We repeat the assessment of predictive accuracy that we used to tune the sparsity of the dynamic networks at the beginning of the notebook. Again, we leverage the six-month gap between "2022-05-23" and "2022-12-26" to separate the training and testing sets.

> training = subset(ttdata, WEEK <= "2022-05-23")
> validation = subset(ttdata, WEEK >= "2022-12-26")
> 
> penalty = c(2, 4, 8, 16)
> narcs = vector(length(penalty), mode = "numeric")
> accuracy = vector(length(penalty), mode = "list")
> dags = vector(length(penalty), mode = "list")
> fitted = vector(length(penalty), mode = "list")
> 
> for (i in seq_along(penalty)) {

+   # structure learning with model averaging...
+   dags[[i]] = spatial.averaging(training, penalty = penalty[i])
+   narcs[i] = narcs(dags[[i]])
+   # ... parameter learning...
+   fitted = spatial.fit(dags[[i]], training, spatial.params)
+   # ... prediction and the associated accuracy.
+   accuracy[[i]] = spatial.accuracy(fitted, validation)

+ }#FOR
plot of chunk plot_predictive_accuracy_decay_again

The number of arcs (absolute) and the density (relative) of the dynamic BNs. For the same penalty, the networks appear denser than those at the beginning of the notebook. However, we confirm our conclusion by examining the Bayes factors: both w = 8 and w = 4 result in slightly better models than w = 16.

penalty arcs density AVERAGE CONDITIONS
2 69 3.632 0.581 0.758
4 65 3.421 0.581 0.758
8 58 3.053 0.582 0.761
16 52 2.737 0.579 0.760

To complement these results, we assess the predictive accuracy for existing time points but new locations.

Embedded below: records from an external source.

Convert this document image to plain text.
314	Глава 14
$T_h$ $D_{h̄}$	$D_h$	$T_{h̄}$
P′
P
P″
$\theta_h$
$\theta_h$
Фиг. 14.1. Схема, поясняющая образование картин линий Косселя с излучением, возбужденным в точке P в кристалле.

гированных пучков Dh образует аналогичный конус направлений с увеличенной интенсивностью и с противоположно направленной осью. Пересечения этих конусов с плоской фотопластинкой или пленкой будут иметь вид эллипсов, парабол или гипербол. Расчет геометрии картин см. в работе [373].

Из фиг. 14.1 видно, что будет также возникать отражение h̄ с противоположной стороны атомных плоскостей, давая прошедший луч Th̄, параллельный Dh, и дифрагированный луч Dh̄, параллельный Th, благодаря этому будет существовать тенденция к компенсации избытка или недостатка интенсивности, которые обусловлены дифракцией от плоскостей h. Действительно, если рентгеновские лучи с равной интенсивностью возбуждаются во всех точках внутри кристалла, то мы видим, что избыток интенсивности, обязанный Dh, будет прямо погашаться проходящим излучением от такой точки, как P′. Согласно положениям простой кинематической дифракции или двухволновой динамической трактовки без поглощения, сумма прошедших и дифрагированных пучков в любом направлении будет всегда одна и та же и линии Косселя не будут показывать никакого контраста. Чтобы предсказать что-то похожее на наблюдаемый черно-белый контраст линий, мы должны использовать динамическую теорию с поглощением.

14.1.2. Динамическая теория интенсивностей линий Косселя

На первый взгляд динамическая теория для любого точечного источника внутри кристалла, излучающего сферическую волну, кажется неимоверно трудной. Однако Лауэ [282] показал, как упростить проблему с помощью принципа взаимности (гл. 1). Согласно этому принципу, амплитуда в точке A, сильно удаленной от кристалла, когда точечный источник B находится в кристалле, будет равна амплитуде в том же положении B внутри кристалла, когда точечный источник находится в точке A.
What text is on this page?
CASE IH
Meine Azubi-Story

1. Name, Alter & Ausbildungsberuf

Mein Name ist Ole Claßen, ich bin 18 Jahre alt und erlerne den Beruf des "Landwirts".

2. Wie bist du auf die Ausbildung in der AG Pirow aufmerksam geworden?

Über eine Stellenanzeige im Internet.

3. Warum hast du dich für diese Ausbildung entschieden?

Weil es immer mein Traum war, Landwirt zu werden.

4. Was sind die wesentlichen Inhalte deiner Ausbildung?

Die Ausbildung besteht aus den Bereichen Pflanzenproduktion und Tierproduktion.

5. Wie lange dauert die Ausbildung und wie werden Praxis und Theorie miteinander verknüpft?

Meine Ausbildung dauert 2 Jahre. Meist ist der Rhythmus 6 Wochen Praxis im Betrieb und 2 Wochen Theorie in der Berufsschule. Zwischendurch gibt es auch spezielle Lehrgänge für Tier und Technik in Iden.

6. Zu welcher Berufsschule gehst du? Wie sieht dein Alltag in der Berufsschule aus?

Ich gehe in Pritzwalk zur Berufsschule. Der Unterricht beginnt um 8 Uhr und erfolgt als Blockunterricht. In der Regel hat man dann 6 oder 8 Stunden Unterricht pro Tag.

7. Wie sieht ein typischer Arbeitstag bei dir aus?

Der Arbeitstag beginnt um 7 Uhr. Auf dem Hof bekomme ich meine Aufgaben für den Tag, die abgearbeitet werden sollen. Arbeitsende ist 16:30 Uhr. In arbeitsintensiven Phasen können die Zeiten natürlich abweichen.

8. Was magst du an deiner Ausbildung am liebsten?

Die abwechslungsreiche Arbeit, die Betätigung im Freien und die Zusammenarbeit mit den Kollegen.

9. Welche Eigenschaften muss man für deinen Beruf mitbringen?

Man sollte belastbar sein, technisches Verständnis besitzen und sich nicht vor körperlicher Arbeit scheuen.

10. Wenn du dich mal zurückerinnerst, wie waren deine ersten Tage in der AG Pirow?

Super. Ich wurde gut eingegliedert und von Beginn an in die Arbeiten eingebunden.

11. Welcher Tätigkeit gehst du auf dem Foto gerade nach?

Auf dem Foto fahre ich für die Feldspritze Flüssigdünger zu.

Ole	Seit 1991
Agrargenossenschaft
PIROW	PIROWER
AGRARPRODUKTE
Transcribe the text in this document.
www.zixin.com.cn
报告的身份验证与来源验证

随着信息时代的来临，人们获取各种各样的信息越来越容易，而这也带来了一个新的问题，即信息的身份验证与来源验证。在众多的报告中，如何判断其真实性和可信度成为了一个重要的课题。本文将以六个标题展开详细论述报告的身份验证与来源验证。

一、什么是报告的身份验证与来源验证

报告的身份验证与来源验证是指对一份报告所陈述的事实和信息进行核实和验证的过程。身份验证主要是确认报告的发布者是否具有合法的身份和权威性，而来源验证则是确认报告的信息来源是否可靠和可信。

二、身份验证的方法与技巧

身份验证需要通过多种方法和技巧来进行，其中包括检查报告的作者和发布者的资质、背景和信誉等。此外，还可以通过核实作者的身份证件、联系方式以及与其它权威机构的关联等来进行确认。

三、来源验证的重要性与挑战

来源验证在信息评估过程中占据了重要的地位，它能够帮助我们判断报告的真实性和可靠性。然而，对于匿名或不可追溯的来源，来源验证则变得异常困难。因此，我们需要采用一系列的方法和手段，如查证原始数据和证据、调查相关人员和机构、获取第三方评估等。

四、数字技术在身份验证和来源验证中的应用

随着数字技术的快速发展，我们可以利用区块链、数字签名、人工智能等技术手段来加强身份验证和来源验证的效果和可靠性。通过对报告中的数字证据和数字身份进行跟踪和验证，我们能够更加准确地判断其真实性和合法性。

The setup is the same as when we assumed observations were i.i.d. earlier.

The R2 values for the conditions over the different regions and on average.

> accuracy = vector(length(regions), mode = "list")
> names(accuracy) = names(regions)
> 
> for (r in names(regions)) {

+   # split training and validation...
+   training = subset(ttdata, !(STATE %in% regions[[r]]))
+   validation = subset(ttdata, (STATE %in% regions[[r]]))
+   # ... remove the counties in the validation set that are too close to those in
+   # the training set...
+   validation = remove.too.close(training, validation)
+   # ... learn the structure of the dynamic BN...
+   dag = spatial.averaging(training, penalty = 4)
+   # ... and predict the validation set to compute the associated accuracy.
+   accuracy[[r]] = dbn.accuracy(dag, training, validation)

+ }#FOR
ANX DEP DER OBE SLD
SE 0.666 0.737 0.892 0.701 0.611
CS 0.598 0.645 0.862 0.610 0.491
CE 0.736 0.804 0.907 0.714 0.570
NW 0.680 0.672 0.814 0.704 0.484
WC 0.697 0.695 0.837 0.805 0.647
NE 0.774 0.782 0.884 0.809 0.643
AVERAGE 0.692 0.723 0.866 0.724 0.574
Last updated on Fri May 9 21:24:55 2025 with bnlearn 5.0-20240418 and R version 4.3.2 (2023-10-31).